The Wall Street Journal's front page tells us, "Many in the market dismiss the notion politicians would risk a default, viewing the debate as political theater," but this seems to underestimate the hawkish determination of Republican House freshmen, one of whom, according to The New York Times, told Treasury Secretary Tim Geithner, "We didn't create this mess."
"Just spent 30min w/ Geithner and I'm disgusted and discouraged," tweeted another, identified by Politico as Tea Party freshman Rep. Joe Walsh (R-Ill). "We can't roll over & settle the way he wants us 2." However much Wall Street -- to whom even temporary default would be anathema -- seems to call the tune in Congress, this is starting to look like one of those moments when a poorly functioning legislative system sputters towards crisis.
Hiring Slowed in May: More bad economic news was announced Friday morning, as the Labor Department reported that the pace of U.S. hiring slowed in May: Only 54,000 jobs were added, down from 232,000 in April, pushing the unemployment rate up to 9.1%. Stocks are expected to slide as a consequence.
Uncle Sam Gets Out of Chrysler: In a bit of good news for the Treasury, Fiat SpA (FIATY) will buy the government's last 6% of Chrysler Group for $500 million, thereby ending Washington's involvement in the Michigan automaker. Fiat now owns a majority holding in Chrysler (52%) and expects to add more -- a 5% stake "in the fourth quarter in return for developing a fuel-efficient car for Chrysler," according to Bloomberg, and a likely purchase of the entire 45.7% stake owned by the United Auto Workers health care trust fund (for which Fiat will pay $75 million -- 80% to the U.S. Treasury and 20% to the Canadian government). President Obama, looking to capitalize on the success of his administration's auto bailout program, is "expected to announce the deal during a planned visit Friday to a Chrysler automobile assembly plant in Toledo, Ohio," reports The Wall Street Journal.
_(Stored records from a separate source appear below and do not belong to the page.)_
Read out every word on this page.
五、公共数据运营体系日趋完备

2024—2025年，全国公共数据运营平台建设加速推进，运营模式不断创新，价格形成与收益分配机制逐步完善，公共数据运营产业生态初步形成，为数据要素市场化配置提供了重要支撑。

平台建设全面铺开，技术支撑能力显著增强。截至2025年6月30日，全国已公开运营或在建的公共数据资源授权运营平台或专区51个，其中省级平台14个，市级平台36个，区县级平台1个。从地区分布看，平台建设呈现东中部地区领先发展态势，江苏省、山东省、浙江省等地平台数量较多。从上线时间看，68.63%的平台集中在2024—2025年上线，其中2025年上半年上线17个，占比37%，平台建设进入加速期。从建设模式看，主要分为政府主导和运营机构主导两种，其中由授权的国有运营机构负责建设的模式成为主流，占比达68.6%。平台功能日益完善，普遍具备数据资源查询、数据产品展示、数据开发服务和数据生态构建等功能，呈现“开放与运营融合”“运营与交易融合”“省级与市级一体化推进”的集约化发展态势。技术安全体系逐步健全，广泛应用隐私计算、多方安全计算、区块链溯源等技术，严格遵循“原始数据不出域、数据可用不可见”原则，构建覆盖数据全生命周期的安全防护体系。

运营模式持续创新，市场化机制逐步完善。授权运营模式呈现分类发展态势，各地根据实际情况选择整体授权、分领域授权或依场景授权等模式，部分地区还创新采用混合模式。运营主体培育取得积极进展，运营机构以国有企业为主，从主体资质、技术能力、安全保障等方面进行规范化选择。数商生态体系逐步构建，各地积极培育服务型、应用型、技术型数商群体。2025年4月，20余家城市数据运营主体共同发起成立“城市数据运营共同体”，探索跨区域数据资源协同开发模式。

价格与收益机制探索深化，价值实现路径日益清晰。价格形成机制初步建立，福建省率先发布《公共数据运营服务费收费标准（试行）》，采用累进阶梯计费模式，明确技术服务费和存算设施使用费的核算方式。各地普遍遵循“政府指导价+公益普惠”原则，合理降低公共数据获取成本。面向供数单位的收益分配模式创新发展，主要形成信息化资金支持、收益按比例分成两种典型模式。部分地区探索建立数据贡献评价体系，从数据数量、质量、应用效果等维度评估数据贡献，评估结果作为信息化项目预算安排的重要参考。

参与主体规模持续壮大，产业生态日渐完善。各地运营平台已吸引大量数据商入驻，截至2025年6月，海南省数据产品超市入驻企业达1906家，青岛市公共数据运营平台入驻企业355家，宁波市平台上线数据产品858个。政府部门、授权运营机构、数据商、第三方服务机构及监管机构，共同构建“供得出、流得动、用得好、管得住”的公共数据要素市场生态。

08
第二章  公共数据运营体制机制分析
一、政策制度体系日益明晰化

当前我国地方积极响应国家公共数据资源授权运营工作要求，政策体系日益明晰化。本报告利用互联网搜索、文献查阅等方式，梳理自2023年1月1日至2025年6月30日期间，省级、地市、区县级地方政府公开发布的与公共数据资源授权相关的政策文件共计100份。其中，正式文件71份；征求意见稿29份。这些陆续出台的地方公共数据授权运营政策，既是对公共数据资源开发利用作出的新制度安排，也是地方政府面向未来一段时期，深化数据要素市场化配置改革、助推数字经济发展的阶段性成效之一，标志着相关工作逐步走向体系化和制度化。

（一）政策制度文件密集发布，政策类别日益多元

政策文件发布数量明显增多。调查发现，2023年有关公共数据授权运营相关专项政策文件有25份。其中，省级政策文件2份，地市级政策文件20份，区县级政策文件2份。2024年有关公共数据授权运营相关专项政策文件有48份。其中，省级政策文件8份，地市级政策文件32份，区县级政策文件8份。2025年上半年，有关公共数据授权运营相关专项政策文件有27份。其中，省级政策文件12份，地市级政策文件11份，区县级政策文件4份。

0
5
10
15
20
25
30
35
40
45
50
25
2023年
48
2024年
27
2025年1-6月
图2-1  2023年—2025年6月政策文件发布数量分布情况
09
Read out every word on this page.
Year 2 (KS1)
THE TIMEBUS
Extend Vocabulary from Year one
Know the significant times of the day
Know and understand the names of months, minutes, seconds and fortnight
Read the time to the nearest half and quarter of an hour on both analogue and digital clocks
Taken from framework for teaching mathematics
Groupon's Big Deal: Groupon filed for an IPO Thursday that could raise as much as $3 billion and value the leading "group deals" site at $30 billion. Predictably, questions rose over whether we're seeing a second Internet bubble.
The anonymous investment banker and blogger known as the Epicurean Dealmaker tweeted, "Ladies and gentlemen, I have two words for you: Caveat-F**king Emptor. That is all. $GRPN," ending with the ticker symbol under which the company will be listed.
"Life is too short to be a boring company," CEO Andrew D. Mason told potential shareholders in a letter that was at times defiantly weird, at other points almost preemptively apologetic: "As with any business in a 30-month-old industry, the path to success will have twists and turns, moments of brilliance and other moments of sheer stupidity. Knowing that this will at times be a bumpy ride, we thank you for considering joining us."
The world is, of course, full of those looking for a short-term profit, but long-term investors have to be wondering where exactly that bumpy ride is leading. And we all have to wonder, is this the best the U.S. economy can offer -- a trendy coupon company, running at a loss, whose greatest asset appears to be a writing style of dubious appeal?